Grandes manoeuvres en vue autour de Generali. Depuis le week-end dernier, des informations de presse faisaient état de l’intérêt d’Intesa Sanpaolo pour le premier assureur italien. La banque italienne a confirmé mardi soir qu’elle « examine attentivement et examinera toute possibilité de renforcer sa position et sa performance (…) y compris d’éventuelles combinaisons sectorielles avec Generali ». Elle a aussi rappelé qu’elle souhaitait croître « dans les domaines de la gestion d’actifs, la banque privée et l’assurance, y compris par le biais de partenariats internationaux. »

Intesa Sanpaolo envisagerait une offre d’achat, avançait mardi « La Repubblica ». Selon le quotidien transalpin, le projet consisterait en une offre par échange de titres sur la majorité du capital de Generali, dont la capitalisation boursière avoisine 24 milliards d’euros, soit plus d’un tiers de moins que la banque milanaise. Le cours du « Lion de Trieste » a fini en hausse de 8,21 % mardi.

Intesa Sanpaolo, l’un des quatre derniers grands pôles financiers de la péninsule avec UniCredit, UnipolSai et Generali, pourrait ainsi déclencher la création d’un poids lourd italien de la bancassurance capable de rivaliser au niveau européen. Un projet plus industriel que financier même s’il permettrait à Intesa d’entreprendre une réorganisation globale et de vendre certains actifs. Quelle que soit sa nature, il serait appuyé par les deux principales fondations actionnaires d’Intesa, Compagnia di San Paolo et Fondazione Cariplo, d’après des déclarations faites mardi à l’agence Reuters par des sources ayant requis l’anonymat.
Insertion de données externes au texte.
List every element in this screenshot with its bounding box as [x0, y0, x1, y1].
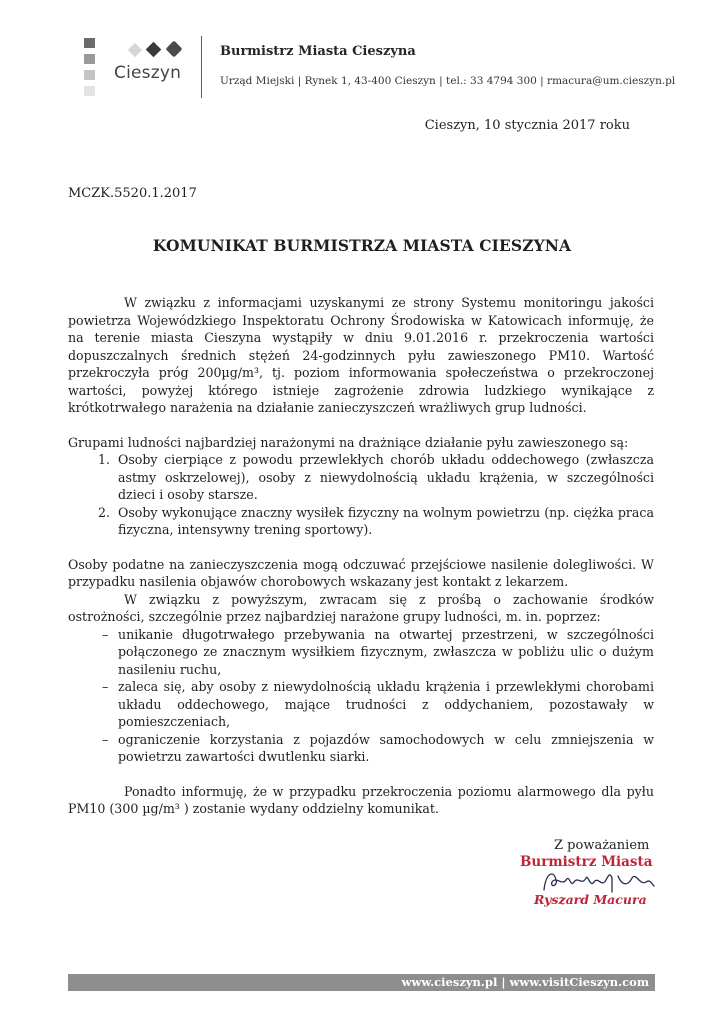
paragraph-alarm: Ponadto informuję, że w przypadku przekroczenia poziomu alarmowego dla pyłu PM10 (300 µg/m³ ) zostanie wydany oddzielny komunikat.: [68, 783, 654, 816]
paragraph-intro: W związku z informacjami uzyskanymi ze strony Systemu monitoringu jakości powietrza Wojewódzkiego Inspektoratu Ochrony Środowiska w Katowicach informuję, że na terenie miasta Cieszyna wystąpiły w dniu 9.01.2016 r. przekroczenia wartości dopuszczalnych średnich stężeń 24-godzinnych pyłu zawieszonego PM10. Wartość przekroczyła próg 200µg/m³, tj. poziom informowania społeczeństwa o przekroczonej wartości, powyżej którego istnieje zagrożenie zdrowia ludzkiego wynikające z krótkotrwałego narażenia na działanie zanieczyszczeń wrażliwych grup ludności.: [68, 295, 654, 415]
header-title: Burmistrz Miasta Cieszyna: [220, 44, 416, 59]
signature-greeting: Z poważaniem: [554, 838, 650, 853]
groups-list: [68, 451, 654, 539]
list-marker: 2.: [98, 504, 111, 520]
logo-wordmark: Cieszyn: [114, 63, 182, 83]
logo-diamonds-icon: [130, 43, 190, 59]
list-item-text: Osoby cierpiące z powodu przewlekłych chorób układu oddechowego (zwłaszcza astmy oskrzelowej), osoby z niewydolnością układu krążenia, w szczególności dzieci i osoby starsze.: [118, 452, 654, 502]
logo-bars: [84, 38, 100, 100]
footer-links[interactable]: www.cieszyn.pl | www.visitCieszyn.com: [401, 975, 649, 989]
footer-bar: [68, 974, 655, 991]
recommendations-list: [68, 626, 654, 766]
list-item-text: Osoby wykonujące znaczny wysiłek fizyczny na wolnym powietrzu (np. ciężka praca fizyczna, intensywny trening sportowy).: [118, 504, 654, 537]
paragraph-symptoms: Osoby podatne na zanieczyszczenia mogą odczuwać przejściowe nasilenie dolegliwości. W przypadku nasilenia objawów chorobowych wskazany jest kontakt z lekarzem.: [68, 556, 654, 589]
list-item-text: zaleca się, aby osoby z niewydolnością układu krążenia i przewlekłymi chorobami układu oddechowego, mające trudności z oddychaniem, pozostawały w pomieszczeniach,: [118, 679, 654, 729]
list-item: [68, 504, 654, 539]
header-divider: [201, 36, 202, 98]
list-marker: –: [102, 626, 109, 642]
stamp-title: Burmistrz Miasta: [520, 854, 653, 870]
header-address: Urząd Miejski | Rynek 1, 43-400 Cieszyn | tel.: 33 4794 300 | rmacura@um.cieszyn.pl: [220, 75, 676, 87]
groups-intro: Grupami ludności najbardziej narażonymi na drażniące działanie pyłu zawieszonego są:: [68, 434, 629, 450]
list-item: [68, 451, 654, 504]
stamp-name: Ryszard Macura: [534, 892, 647, 907]
list-item: [68, 731, 654, 766]
list-marker: –: [102, 679, 109, 694]
list-item: [68, 678, 654, 731]
paragraph-request: W związku z powyższym, zwracam się z prośbą o zachowanie środków ostrożności, szczególnie przez najbardziej narażone grupy ludności, m. in. poprzez:: [68, 591, 654, 624]
document-body: [68, 294, 654, 818]
list-marker: –: [102, 731, 109, 747]
document-date: Cieszyn, 10 stycznia 2017 roku: [424, 118, 630, 133]
list-item: [68, 626, 654, 679]
document-title: KOMUNIKAT BURMISTRZA MIASTA CIESZYNA: [152, 236, 572, 255]
list-item-text: unikanie długotrwałego przebywania na otwartej przestrzeni, w szczególności połączonego ze znacznym wysiłkiem fizycznym, zwłaszcza w pobliżu ulic o dużym nasileniu ruchu,: [118, 626, 654, 677]
signature-block: [516, 838, 676, 918]
list-marker: 1.: [98, 452, 111, 467]
list-item-text: ograniczenie korzystania z pojazdów samochodowych w celu zmniejszenia w powietrzu zawartości dwutlenku siarki.: [118, 731, 654, 764]
reference-number: MCZK.5520.1.2017: [68, 186, 197, 201]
La meilleure défense étant l’attaque, la compagnie d’assurances basée à Trieste avait, pour préserver son indépendance, acquis lundi les droits de vote de 505 millions d’actions Intesa Sanpaolo, équivalant à 3,01 % du capital de l’institut de crédit (« Les Echos » de lundi). Une manoeuvre pour utiliser au mieux la réglementation italienne sur les participations croisées. Celle-ci interdit à une société de détenir plus de 3 % des droits de vote d’une autre entité si cette dernière a déjà une participation de plus de 3 % dans son capital. D’après cette réglementation, ces limitations ne s’appliqueraient néanmoins pas si Intesa Sanpaolo lançait une offre sur au moins 60 % du capital de Generali. La banque, qui réunira ce vendredi un conseil d’administration – avec jusqu’à présent à l’ordre du jour l’étude de son budget 2017 – devra clarifier ses intentions.
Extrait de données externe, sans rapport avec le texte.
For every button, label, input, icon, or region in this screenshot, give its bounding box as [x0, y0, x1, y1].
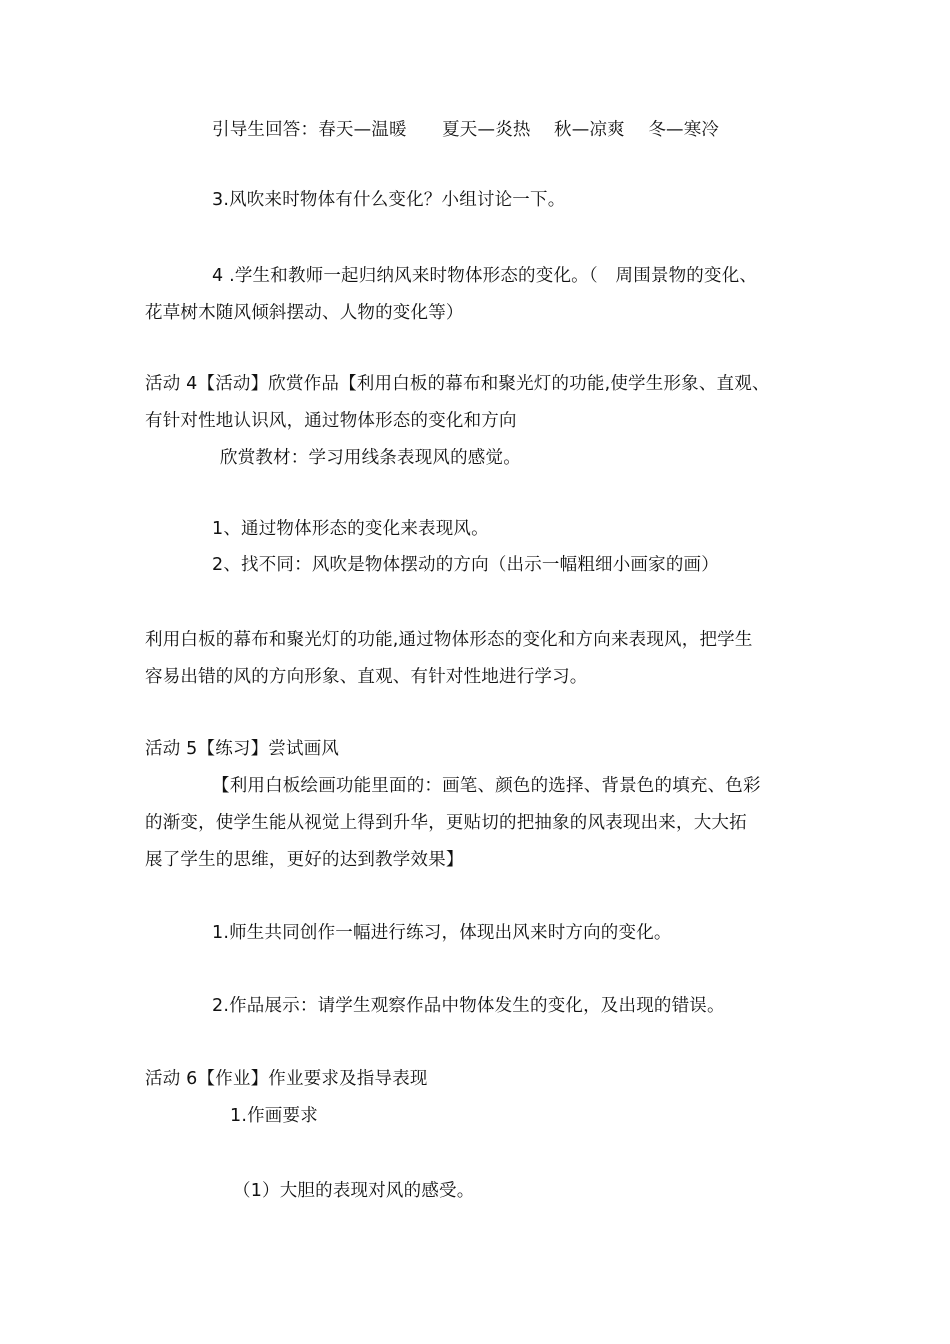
list-item-1: 1、通过物体形态的变化来表现风。	[212, 519, 489, 539]
requirement-1: （1）大胆的表现对风的感受。	[233, 1181, 475, 1201]
activity-5-paragraph-line-1: 【利用白板绘画功能里面的：画笔、颜色的选择、背景色的填充、色彩	[212, 776, 761, 796]
activity-4-heading: 活动 4【活动】欣赏作品【利用白板的幕布和聚光灯的功能,使学生形象、直观、	[145, 374, 770, 394]
list-item-2: 2、找不同：风吹是物体摆动的方向（出示一幅粗细小画家的画）	[212, 555, 719, 575]
activity-5-heading: 活动 5【练习】尝试画风	[145, 739, 340, 759]
activity-5-paragraph-line-3: 展了学生的思维，更好的达到教学效果】	[145, 850, 464, 870]
activity-4-continuation: 有针对性地认识风，通过物体形态的变化和方向	[145, 411, 517, 431]
drawing-requirements-title: 1.作画要求	[230, 1106, 318, 1126]
item-4-line: 4 .学生和教师一起归纳风来时物体形态的变化。（ 周围景物的变化、	[212, 266, 758, 286]
activity-6-heading: 活动 6【作业】作业要求及指导表现	[145, 1069, 428, 1089]
whiteboard-paragraph-line-1: 利用白板的幕布和聚光灯的功能,通过物体形态的变化和方向来表现风，把学生	[145, 630, 753, 650]
appreciation-material-line: 欣赏教材：学习用线条表现风的感觉。	[220, 448, 521, 468]
question-3-line: 3.风吹来时物体有什么变化？小组讨论一下。	[212, 190, 566, 210]
answer-seasons-line: 引导生回答：春天—温暖 夏天—炎热 秋—凉爽 冬—寒冷	[212, 120, 720, 140]
item-4-continuation-line: 花草树木随风倾斜摆动、人物的变化等）	[145, 303, 464, 323]
whiteboard-paragraph-line-2: 容易出错的风的方向形象、直观、有针对性地进行学习。	[145, 667, 588, 687]
practice-step-2: 2.作品展示：请学生观察作品中物体发生的变化，及出现的错误。	[212, 996, 725, 1016]
practice-step-1: 1.师生共同创作一幅进行练习，体现出风来时方向的变化。	[212, 923, 672, 943]
activity-5-paragraph-line-2: 的渐变，使学生能从视觉上得到升华，更贴切的把抽象的风表现出来，大大拓	[145, 813, 747, 833]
L’autre point à éclaircir sera le rôle que jouera Mediobanca, premier actionnaire de Generali. La banque d’affaires milanaise souhaiterait réduire sa participation. Si elle cédait aux pressions du marché pour vendre ses 13 %, le dernier actionnaire de référence italien de Generali disparaîtrait. De quoi nourrir les rumeurs d’une prise de contrôle progressive par AXA, qui devrait alors céder la partie française de Generali. Laquelle pourrait intéresser Allianz.

Syndrome d’encerclement
Un scénario qui risque de relancer les craintes de l’establishment politico-financier transalpin souffrant d’un syndrome d’encerclement de la part des cousins français. D’où l’intérêt de l’offre d’Intesa : après Telecom Italia et les menées agressives de Vincent Bolloré sur Mediaset, le gouvernement italien ne peut se permettre de perdre un nouvel actif qu’il juge stratégique. Generali détient en effet pour 70 milliards d’euros d’obligations d’Etat (plus de 88 milliards d’euros pour Intesa fin 2015) et se trouve impliqué dans toutes les opérations de premier plan pour l’économie du pays, du sauvetage d’Alitalia aux participations aux différents fonds de soutien au système bancaire. Le groupe de Trieste tiendra un conseil d’administration ce mercredi qui aura tous les airs d’une veillées d’armes. Philippe Donnet, le directeur général, renforcera son commandement sur Generali avec le départ de son directeur financier, Alberto Minali.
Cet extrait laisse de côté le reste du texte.